On Thursday April 18th, Amarin (NASDAQ:AMRN) announced the approval of its FDA-related supplemental New Drug Application to include Chemport, Inc. as a supplier of ingredients for Vascepa and as a result of this approval I wanted to take a closer look at Amarin the potential role these types of agreements will play in the company's expansion of its global supply chain.
Amarin Corp. Plc: Based in Dublin, Ireland, Amarin is a "biopharmaceutical company, focuses on the development and commercialization therapeutic products for the treatment for cardiovascular diseases. Its product development program areas include lipid science and therapeutic benefits of polyunsaturated fatty acids". (Yahoo! Finance)

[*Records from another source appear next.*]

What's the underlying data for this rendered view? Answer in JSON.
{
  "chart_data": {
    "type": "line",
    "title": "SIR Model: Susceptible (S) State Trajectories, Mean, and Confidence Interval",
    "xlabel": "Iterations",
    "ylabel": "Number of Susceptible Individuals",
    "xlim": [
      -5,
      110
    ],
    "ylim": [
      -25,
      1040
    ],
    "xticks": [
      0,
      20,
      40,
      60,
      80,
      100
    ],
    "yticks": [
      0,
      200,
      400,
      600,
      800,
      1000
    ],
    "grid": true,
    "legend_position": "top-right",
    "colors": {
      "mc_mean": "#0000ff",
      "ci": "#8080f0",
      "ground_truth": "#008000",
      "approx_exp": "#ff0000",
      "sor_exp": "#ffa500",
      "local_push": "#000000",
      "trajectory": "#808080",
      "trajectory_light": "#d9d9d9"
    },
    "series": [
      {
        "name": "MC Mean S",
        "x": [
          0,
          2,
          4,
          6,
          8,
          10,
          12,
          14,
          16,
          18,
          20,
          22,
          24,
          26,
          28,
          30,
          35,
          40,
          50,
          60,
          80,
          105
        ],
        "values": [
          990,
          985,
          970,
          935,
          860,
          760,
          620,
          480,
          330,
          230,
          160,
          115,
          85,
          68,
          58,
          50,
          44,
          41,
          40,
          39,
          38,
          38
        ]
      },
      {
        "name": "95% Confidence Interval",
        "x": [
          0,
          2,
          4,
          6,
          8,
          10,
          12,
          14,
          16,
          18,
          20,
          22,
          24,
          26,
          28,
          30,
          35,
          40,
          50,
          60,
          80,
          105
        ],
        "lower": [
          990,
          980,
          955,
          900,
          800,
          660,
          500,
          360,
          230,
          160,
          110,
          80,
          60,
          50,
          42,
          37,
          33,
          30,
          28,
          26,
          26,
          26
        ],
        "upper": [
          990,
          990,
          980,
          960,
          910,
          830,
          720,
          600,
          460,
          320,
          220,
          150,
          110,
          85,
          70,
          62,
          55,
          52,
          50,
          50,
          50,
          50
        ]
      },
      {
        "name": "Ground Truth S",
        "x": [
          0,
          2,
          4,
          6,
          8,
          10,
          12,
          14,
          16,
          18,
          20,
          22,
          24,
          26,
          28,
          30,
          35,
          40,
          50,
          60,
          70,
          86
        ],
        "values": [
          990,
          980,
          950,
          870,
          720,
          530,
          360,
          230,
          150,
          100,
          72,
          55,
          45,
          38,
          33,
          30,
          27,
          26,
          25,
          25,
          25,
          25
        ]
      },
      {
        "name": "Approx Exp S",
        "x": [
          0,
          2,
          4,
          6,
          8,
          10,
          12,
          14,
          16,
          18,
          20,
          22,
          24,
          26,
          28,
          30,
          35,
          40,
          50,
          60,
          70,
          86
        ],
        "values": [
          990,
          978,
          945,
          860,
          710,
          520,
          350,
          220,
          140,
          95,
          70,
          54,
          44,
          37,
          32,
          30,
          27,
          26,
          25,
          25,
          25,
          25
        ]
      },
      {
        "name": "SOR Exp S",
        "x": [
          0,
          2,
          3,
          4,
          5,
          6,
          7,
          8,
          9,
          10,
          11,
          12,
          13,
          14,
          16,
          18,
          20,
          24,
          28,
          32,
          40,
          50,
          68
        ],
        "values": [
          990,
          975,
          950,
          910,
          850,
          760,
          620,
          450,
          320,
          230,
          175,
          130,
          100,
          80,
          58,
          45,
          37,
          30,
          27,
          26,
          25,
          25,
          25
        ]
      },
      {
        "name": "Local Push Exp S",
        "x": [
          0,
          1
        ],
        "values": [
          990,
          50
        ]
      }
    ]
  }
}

Shares of Amarin, which possess a market cap of roughly $1.03 billion, closed at $6.82/share on volume of 3.51 million shares during Wednesday's trading session. One of the things to point out for growth investors is the fact that shares of AMRN are 13.83 % lower since January 1st of this year, even though I think news of this development should boost its share price.
AMRN data by YCharts
Vascepa Overview: On July 26th the FDA approved a prescription fish-oil pill from Amarin that will be used to treat patients with very high levels of triglycerides, a type of fat found in blood. The drug will be sold under the brand name Vascepa and contain ultra-purified ethyl EPA, an omega-3 fatty acid. According to the company, it will be indicated as an adjunct to diet to reduce triglyceride levels in adult patients with severe hypertriglyceridemia (TG > 500mg/dL).
Supplier Diversification: By adding Chemport, Inc. as a supplier of Vascepa, Amarin looks to achieve two things. First, the company looks to expand its global supply chain in an effort to support the expected demand for Vascepa given the fact that the drug's potential market is quite vast.
Amarin, in its supplemental New Drug Application for the Treatment of Patients with High Triglycerides with Mixed Dyslipidemia, dated February 26th, recently noted, "It is estimated that one in five, or nearly 40 million U.S. adults, have triglyceride levels greater than 200 mg/dL. In the United States alone, it is estimated that 75 million adults have triglyceride levels greater than 150 mg/dL (population studied in the ongoing Vascepa REDUCE-IT cardiovascular outcomes study), including 4 million people with severe hypertriglyceridemia (Vascepa approved indication) and 36 million people with high triglyceride levels (the triglyceride range studied in the ANCHOR trial)".
The second thing Amarin looks to do is diversify is supply base through similar types of supplier partnerships in an effort to ensure a cost-efficient supply chain. In addition to today's approval by the FDA, Amarin has a pending sNDA for a third API supplier (BASF) and has plans for the submission of a fourth supplier in 2013. The company's diversification through various suppliers gives Amarin a much better opportunity to take key market share away GlaxoSmithKline's (NYSE:GSK) Lovaza (which according to Adam Feuerstein, generates roughly $1 billion in annual sales).
Conclusion: Although today's announcement with regard Chemport is a step in the right direction for Amarin, I still think investors should be a bit more focused on any indication from the company's REDUCE-IT trial, which, as my fellow SA colleague Brian L. Wilson points out, has the potential to be a 'Mega-Catalyst'.
Disclosure: I am long AMRN. I wrote this article myself, and it expresses my own opinions. I am not receiving compensation for it (other than from Seeking Alpha). I have no business relationship with any company whose stock is mentioned in this article.